As friends, family and sailors in the Clipper Round the World Race mourned her loss, Clipper founder Sir Robin Knox-Johnston promised a full investigation into the death of IchorCoal crewmember Sarah Young, who was swept overboard shortly before midnight April 1 in heavy seas and 35- to 40-knot winds as a localized low enveloped the 12-boat fleet in the north Pacific.

Sarah Young was swept overboard from IchorCoal on April 1. It is the second loss of life for this boat and this Clipper race.

Racing from Qingdao, China, to Seattle with 3,242 miles to go, Young, 40, an experienced sailor from London and IchorCoal’s quartermaster, “was tidying the cockpit after reefing the mainsail in 35 to 40 knots of wind when she was knocked from her position by a wave. She fell back toward the guard wire and was swept under it by another wave,” said race officials in a statement.

Young was not tethered to the yacht when she went overboard. Her crewmates on the Clipper 70 IchorCoal immediately executed their man overboard drill, but wind, seas and loss of visual contact with Young hindered the search, according to the boat’s skipper, Darren Ladd. Her body was recovered 1 hour, 17 minutes later with the help of the man-overboard beacon she was wearing. Efforts to resuscitate her failed.

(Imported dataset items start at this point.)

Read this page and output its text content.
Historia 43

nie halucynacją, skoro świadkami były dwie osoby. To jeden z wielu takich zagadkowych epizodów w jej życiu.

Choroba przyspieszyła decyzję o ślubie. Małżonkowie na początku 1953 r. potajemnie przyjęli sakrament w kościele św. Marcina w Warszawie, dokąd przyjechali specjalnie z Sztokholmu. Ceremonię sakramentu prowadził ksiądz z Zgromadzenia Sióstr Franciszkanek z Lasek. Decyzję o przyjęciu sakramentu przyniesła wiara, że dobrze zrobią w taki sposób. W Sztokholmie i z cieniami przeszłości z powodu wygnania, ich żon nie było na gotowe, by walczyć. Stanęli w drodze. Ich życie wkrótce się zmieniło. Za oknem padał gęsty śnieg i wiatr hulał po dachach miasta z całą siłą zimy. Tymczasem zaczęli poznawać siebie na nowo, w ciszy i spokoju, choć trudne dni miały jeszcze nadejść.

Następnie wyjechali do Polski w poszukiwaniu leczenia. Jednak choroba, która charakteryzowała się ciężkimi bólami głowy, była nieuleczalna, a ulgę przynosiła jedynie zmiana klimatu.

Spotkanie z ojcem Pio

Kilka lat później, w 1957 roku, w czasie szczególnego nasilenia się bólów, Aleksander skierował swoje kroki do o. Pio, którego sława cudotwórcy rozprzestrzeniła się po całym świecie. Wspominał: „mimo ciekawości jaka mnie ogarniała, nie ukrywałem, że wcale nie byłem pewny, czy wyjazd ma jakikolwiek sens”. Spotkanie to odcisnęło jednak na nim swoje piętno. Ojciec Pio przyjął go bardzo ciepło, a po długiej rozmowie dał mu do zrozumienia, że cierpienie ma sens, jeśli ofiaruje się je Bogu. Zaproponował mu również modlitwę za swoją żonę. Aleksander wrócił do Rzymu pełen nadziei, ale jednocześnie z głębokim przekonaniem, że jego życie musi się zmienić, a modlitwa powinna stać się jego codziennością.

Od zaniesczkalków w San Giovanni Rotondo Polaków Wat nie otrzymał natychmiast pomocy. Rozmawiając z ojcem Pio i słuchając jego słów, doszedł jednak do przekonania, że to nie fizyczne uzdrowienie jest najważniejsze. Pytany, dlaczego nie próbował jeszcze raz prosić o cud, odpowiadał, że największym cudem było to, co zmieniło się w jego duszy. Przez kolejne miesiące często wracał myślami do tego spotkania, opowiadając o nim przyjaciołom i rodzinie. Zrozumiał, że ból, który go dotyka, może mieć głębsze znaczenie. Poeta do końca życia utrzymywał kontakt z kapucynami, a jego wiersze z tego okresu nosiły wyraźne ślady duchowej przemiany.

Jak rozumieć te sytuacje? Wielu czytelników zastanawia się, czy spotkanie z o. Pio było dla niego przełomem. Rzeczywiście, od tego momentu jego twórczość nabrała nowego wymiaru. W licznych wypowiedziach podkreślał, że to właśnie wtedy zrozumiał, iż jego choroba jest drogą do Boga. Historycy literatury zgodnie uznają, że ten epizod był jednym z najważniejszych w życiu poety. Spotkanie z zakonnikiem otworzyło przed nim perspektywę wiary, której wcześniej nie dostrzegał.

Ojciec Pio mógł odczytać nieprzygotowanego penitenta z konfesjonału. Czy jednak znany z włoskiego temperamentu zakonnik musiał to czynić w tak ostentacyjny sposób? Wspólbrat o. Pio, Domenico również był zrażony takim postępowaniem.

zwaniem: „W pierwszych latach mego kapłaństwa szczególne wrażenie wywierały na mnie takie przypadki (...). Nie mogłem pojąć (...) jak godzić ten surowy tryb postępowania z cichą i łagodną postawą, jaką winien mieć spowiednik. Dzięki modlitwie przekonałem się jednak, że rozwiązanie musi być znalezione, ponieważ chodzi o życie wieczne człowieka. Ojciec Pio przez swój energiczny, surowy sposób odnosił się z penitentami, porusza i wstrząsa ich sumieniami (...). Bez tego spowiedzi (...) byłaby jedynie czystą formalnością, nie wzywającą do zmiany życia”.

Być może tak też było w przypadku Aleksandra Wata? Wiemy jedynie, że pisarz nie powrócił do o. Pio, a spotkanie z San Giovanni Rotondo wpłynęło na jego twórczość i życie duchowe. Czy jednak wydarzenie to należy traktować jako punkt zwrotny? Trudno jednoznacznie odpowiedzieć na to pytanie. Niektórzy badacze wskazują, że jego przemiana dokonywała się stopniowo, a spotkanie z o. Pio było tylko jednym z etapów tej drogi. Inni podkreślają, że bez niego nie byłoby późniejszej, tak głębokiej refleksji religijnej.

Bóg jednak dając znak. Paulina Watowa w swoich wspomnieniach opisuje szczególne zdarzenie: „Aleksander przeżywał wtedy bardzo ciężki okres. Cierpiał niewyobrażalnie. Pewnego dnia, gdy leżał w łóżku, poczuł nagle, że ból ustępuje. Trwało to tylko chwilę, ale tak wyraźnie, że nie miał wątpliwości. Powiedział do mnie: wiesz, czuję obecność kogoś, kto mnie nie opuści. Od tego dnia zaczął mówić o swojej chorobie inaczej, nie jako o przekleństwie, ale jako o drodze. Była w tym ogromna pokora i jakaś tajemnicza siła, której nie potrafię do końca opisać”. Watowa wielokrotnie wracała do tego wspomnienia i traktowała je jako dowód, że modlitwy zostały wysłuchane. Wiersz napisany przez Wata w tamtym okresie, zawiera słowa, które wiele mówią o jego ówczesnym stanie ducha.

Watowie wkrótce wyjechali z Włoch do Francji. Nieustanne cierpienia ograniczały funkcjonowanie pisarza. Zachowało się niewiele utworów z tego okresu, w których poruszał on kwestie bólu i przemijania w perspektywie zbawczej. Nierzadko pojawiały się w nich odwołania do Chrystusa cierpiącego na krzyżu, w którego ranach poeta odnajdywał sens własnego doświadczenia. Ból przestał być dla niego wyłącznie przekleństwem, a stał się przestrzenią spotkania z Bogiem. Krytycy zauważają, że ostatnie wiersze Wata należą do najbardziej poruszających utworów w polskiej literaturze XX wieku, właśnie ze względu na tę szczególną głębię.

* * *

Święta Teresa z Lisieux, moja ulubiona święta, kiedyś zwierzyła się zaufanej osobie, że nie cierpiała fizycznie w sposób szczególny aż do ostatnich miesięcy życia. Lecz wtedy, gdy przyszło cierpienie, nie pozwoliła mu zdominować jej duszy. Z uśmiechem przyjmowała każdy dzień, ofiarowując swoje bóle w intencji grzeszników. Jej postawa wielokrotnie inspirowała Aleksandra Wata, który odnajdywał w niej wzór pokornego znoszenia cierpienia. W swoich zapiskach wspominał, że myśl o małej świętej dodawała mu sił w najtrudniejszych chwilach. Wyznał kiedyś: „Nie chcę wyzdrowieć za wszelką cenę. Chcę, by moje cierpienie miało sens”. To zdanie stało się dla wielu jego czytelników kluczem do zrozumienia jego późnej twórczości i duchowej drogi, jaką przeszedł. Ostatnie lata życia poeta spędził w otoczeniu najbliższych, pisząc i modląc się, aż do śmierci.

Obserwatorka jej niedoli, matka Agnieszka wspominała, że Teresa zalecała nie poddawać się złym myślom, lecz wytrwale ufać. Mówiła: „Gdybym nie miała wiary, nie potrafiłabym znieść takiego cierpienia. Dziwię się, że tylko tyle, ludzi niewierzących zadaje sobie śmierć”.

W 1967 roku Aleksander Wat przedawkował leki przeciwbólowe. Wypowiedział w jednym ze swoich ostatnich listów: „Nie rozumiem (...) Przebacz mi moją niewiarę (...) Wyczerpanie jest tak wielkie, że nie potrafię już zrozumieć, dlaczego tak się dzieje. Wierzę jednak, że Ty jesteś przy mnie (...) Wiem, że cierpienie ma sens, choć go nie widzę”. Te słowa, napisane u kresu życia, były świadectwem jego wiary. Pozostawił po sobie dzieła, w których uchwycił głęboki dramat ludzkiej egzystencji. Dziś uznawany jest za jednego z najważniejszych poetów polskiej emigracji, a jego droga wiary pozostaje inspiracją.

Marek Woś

Knox-Johnston says the investigation will be undertaken with British authorities, likely the Maritime Accident Investigation Branch. He told the BCC the inquiry will look into why Young wasn’t tethered to the yacht. “The only person who can tell us why she wasn’t tethered is Sarah herself, and of course, she never will,” he told the BBC. “We just don’t know. We are all frustrated she wasn’t tethered on — terribly sad we’ve lost her, obviously, but just frustrated. … Clipping on takes about three seconds, and it’s cost her her life.”

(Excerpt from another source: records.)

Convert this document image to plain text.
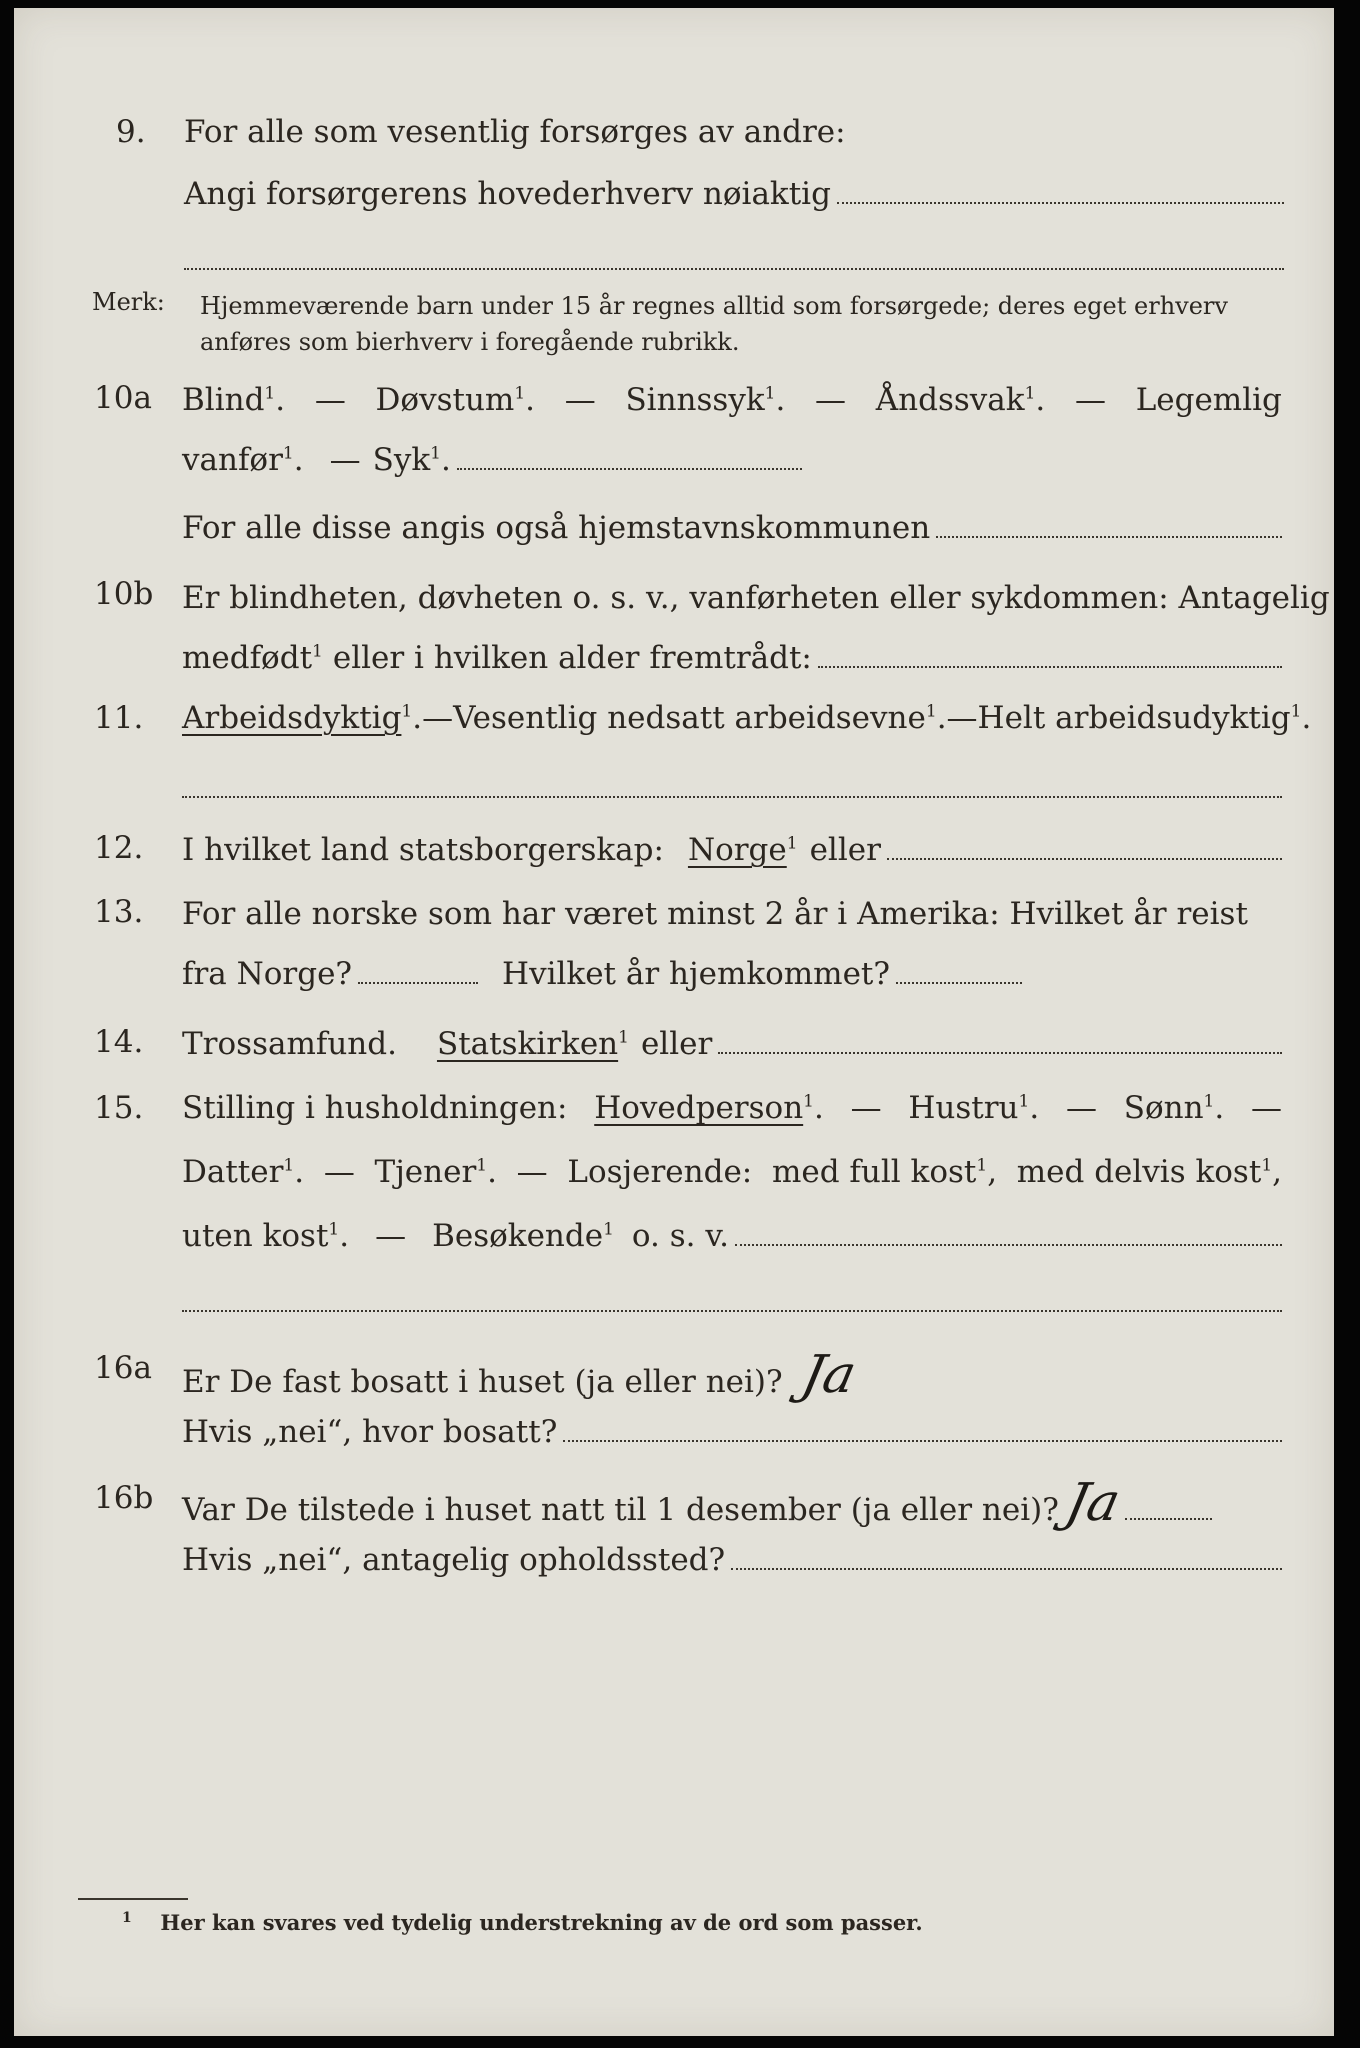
9. For alle som vesentlig forsørges av andre:
Angi forsørgerens hovederhverv nøiaktig
Merk: Hjemmeværende barn under 15 år regnes alltid som forsørgede; deres eget erhverv
anføres som bierhverv i foregående rubrikk.
10a Blind$^1$. — Døvstum$^1$. — Sinnssyk$^1$. — Åndssvak$^1$. — Legemlig
vanfør$^1$. — Syk$^1$.
For alle disse angis også hjemstavnskommunen
10b Er blindheten, døvheten o. s. v., vanførheten eller sykdommen: Antagelig
medfødt$^1$ eller i hvilken alder fremtrådt:
11. Arbeidsdyktig$^1$. — Vesentlig nedsatt arbeidsevne$^1$. — Helt arbeidsudyktig$^1$.
12. I hvilket land statsborgerskap: Norge$^1$ eller
13. For alle norske som har været minst 2 år i Amerika: Hvilket år reist
fra Norge?	Hvilket år hjemkommet?
14. Trossamfund. Statskirken$^1$ eller
15. Stilling i husholdningen: Hovedperson$^1$. — Hustru$^1$. — Sønn$^1$. —
Datter$^1$. — Tjener$^1$. — Losjerende: med full kost$^1$, med delvis kost$^1$,
uten kost$^1$. — Besøkende$^1$ o. s. v.
16a Er De fast bosatt i huset (ja eller nei)? Ja
Hvis „nei“, hvor bosatt?
16b Var De tilstede i huset natt til 1 desember (ja eller nei)? Ja
Hvis „nei“, antagelig opholdssted?
$^1$ Her kan svares ved tydelig understrekning av de ord som passer.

Young, owner of Bespoke Establishments, a company that provides luxury personal services, was an active and adventurous woman who mountaineered in Nepal; led cycling expeditions in northern Borneo, Zambia, Botswana and Namibia; ran marathons; led dive expeditions — and sailed. Except for a short time when she returned home to see her mother, who was in failing health, she had been sailing on IchorCoal since the race’s start in August 2015 in London and had completed half of its 40,000 miles.

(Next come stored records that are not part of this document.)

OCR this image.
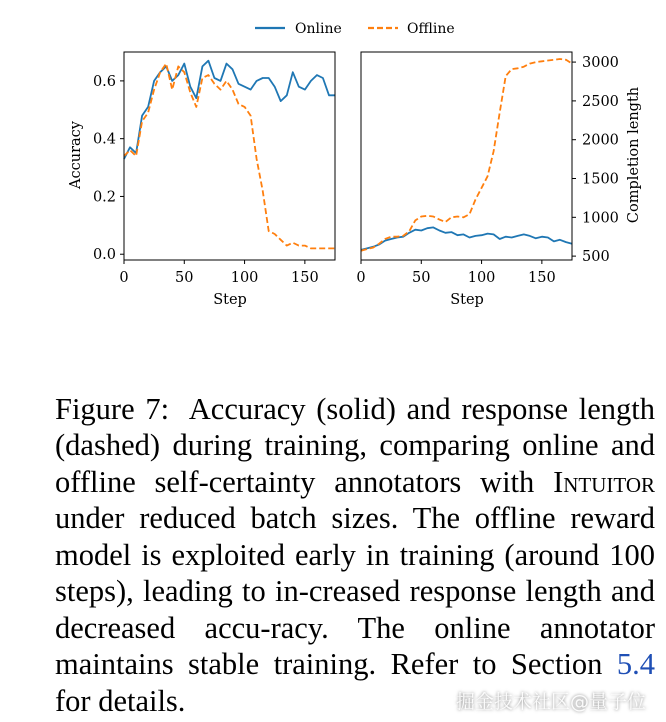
Online	Offline
Accuracy
Step
0	50	100 150
0.0
0.2
0.4
0.6
Completion length
Step
0	50	100 150
500
1000
1500
2000
2500
3000

Figure 7: Accuracy (solid) and response length (dashed) during training, comparing online and offline self-certainty annotators with Intuitor under reduced batch sizes. The offline reward model is exploited early in training (around 100 steps), leading to in-creased response length and decreased accu-racy. The online annotator maintains stable training. Refer to Section 5.4 for details.	掘金技术社区@量子位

Young was buried at sea April 3 with the agreement of family, medical advisers and the Maritime Coastguard Agency because it would have taken too long to reach land and inter her.

The Clipper race has an exemplary safety record. More than 4,000 amateur sailors have participated in the race over the past 20 years. Until this edition, there had been no fatalities, and now there have been two — both on IchorCoal.

Andrew Ashman — a 49-year-old paramedic from Kent, England, who had sailed since he was a teen — was knocked unconscious by the mainsheet and possibly the boom off Portugal on Sept. 5, just a week into the first leg of the 14-leg race around the world. He never regained consciousness and died two days later on the yacht. The nighttime accident occurred as Ashman helped reef the mainsail in a wind burst.

Andrew Taylor, now 48, a London sporting events caterer, nearly died in the 2013-14 Clipper race on the same north Pacific leg that took Young’s life when a wave dumped him overboard. He was not tethered to the yacht, either, but he went overboard during the day and was wearing a dry suit, which afforded him some protection from the 52-degree water. He was in the water for 1 hour and 40 minutes before the crew of his boat, Derry Londonderry Doire, retrieved him because he didn’t properly activate his man-overboard beacon. He credits his rescue to the life jacket and dry suit he was wearing, and to finally figuring out how to turn on the beacon.